In deze zaak heeft de Rechtbank Den Haag op 28 februari 2024 uitspraak gedaan in een bestuursrechtelijke procedure betreffende de bewaring van een Syrische eiseres op grond van artikel 59a van de Vreemdelingenwet 2000. De maatregel van bewaring was opgelegd door de staatssecretaris van Justitie en Veiligheid, omdat er een concreet aanknopingspunt bestond voor een overdracht van de eiseres naar Letland, zoals bedoeld in de Dublinverordening. De rechtbank heeft vastgesteld dat de maatregel op 15 februari 2024 is opgeheven, omdat de eiseres daadwerkelijk is overgedragen aan Letland. De eiseres heeft tegen het bestreden besluit beroep ingesteld, dat tevens als verzoek om schadevergoeding moet worden aangemerkt.

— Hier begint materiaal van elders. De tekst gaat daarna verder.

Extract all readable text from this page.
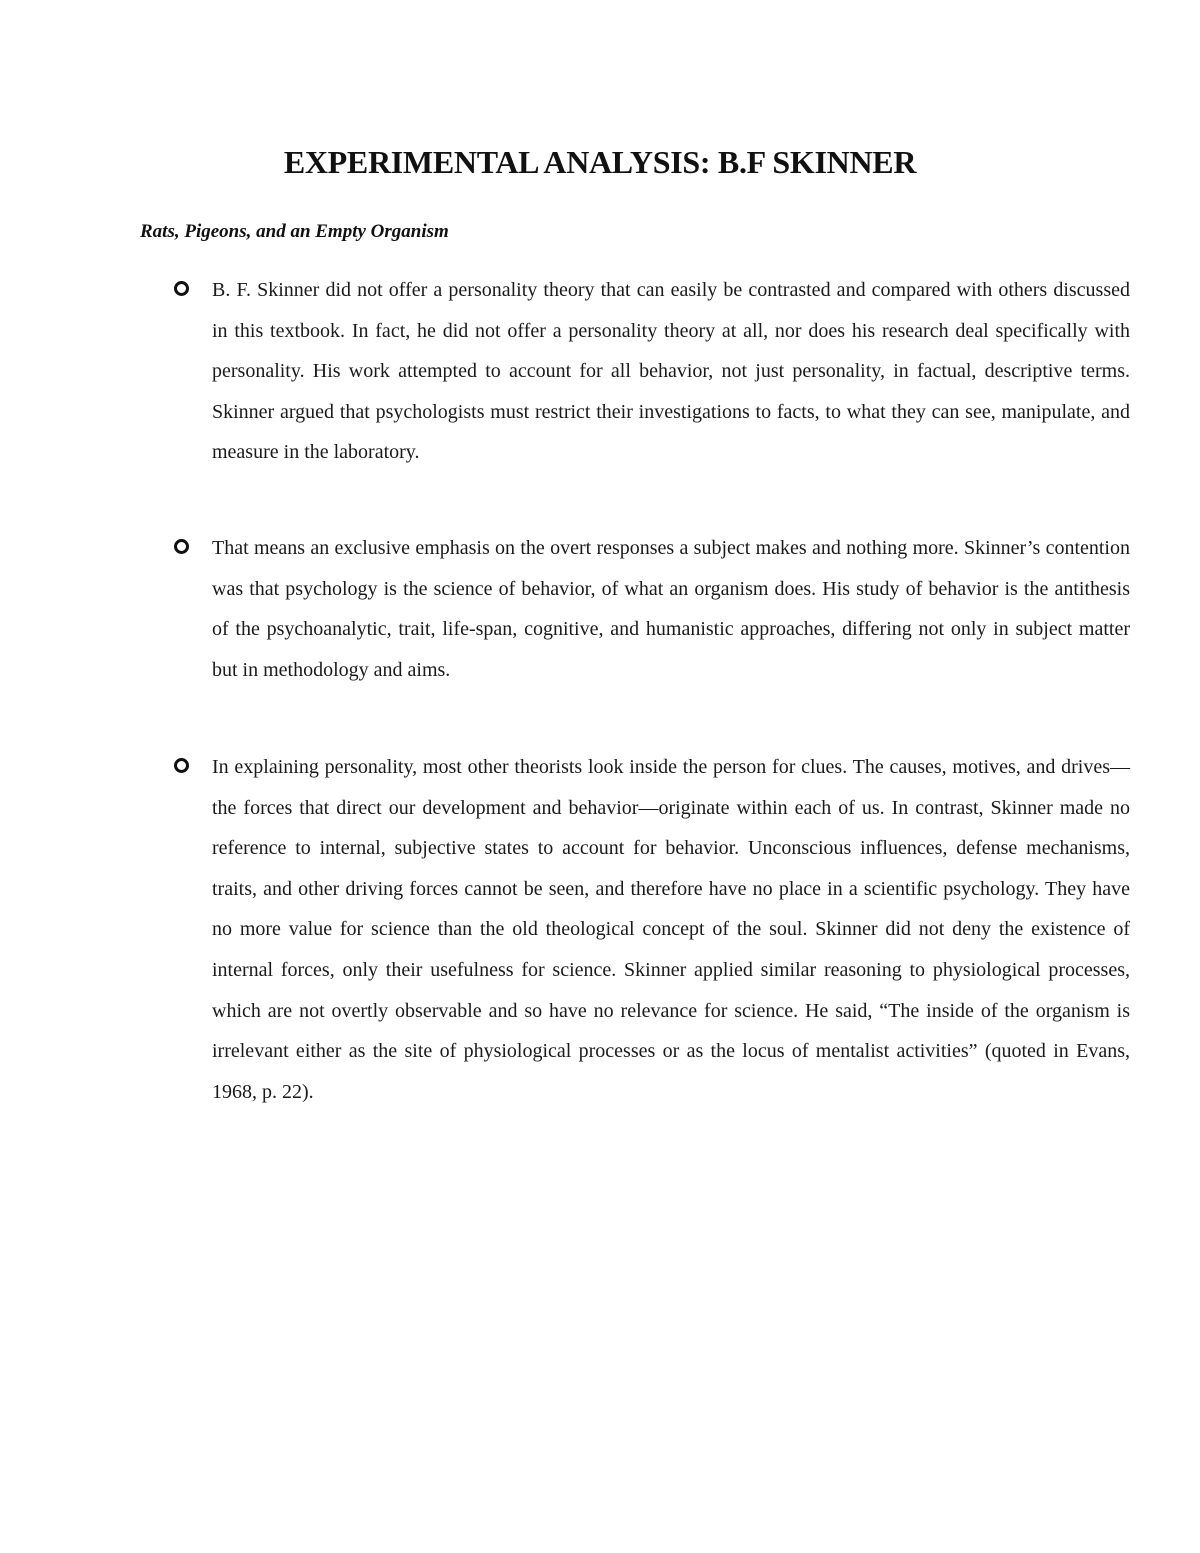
EXPERIMENTAL ANALYSIS: B.F SKINNER
Rats, Pigeons, and an Empty Organism

B. F. Skinner did not offer a personality theory that can easily be contrasted and compared with others discussed in this textbook. In fact, he did not offer a personality theory at all, nor does his research deal specifically with personality. His work attempted to account for all behavior, not just personality, in factual, descriptive terms. Skinner argued that psychologists must restrict their investigations to facts, to what they can see, manipulate, and measure in the laboratory.

That means an exclusive emphasis on the overt responses a subject makes and nothing more. Skinner’s contention was that psychology is the science of behavior, of what an organism does. His study of behavior is the antithesis of the psychoanalytic, trait, life-span, cognitive, and humanistic approaches, differing not only in subject matter but in methodology and aims.

In explaining personality, most other theorists look inside the person for clues. The causes, motives, and drives—the forces that direct our development and behavior—originate within each of us. In contrast, Skinner made no reference to internal, subjective states to account for behavior. Unconscious influences, defense mechanisms, traits, and other driving forces cannot be seen, and therefore have no place in a scientific psychology. They have no more value for science than the old theological concept of the soul. Skinner did not deny the existence of internal forces, only their usefulness for science. Skinner applied similar reasoning to physiological processes, which are not overtly observable and so have no relevance for science. He said, “The inside of the organism is irrelevant either as the site of physiological processes or as the locus of mentalist activities” (quoted in Evans, 1968, p. 22).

De rechtbank heeft op 23 februari 2024 de zaak behandeld en geconcludeerd dat de gronden voor de bewaring, waaronder de risico's van onttrekking en het niet voldoen aan de voorwaarden van de Vreemdelingenwet, voldoende waren om de maatregel te rechtvaardigen. De rechtbank heeft geoordeeld dat de eiseres niet aannemelijk heeft gemaakt dat de maatregel onrechtmatig was, en dat de staatssecretaris terecht had gesteld dat er een significant risico bestond dat de eiseres zich aan het toezicht zou onttrekken. De rechtbank heeft het beroep ongegrond verklaard en het verzoek om schadevergoeding afgewezen, met de overweging dat er geen aanleiding was voor een proceskostenveroordeling.
De uitspraak is gedaan door rechter M. Munsterman, in aanwezigheid van griffier A.E. Geçer, en is openbaar gemaakt via rechtspraak.nl. Tegen deze uitspraak kan binnen een week hoger beroep worden ingesteld bij de Afdeling bestuursrechtspraak van de Raad van State.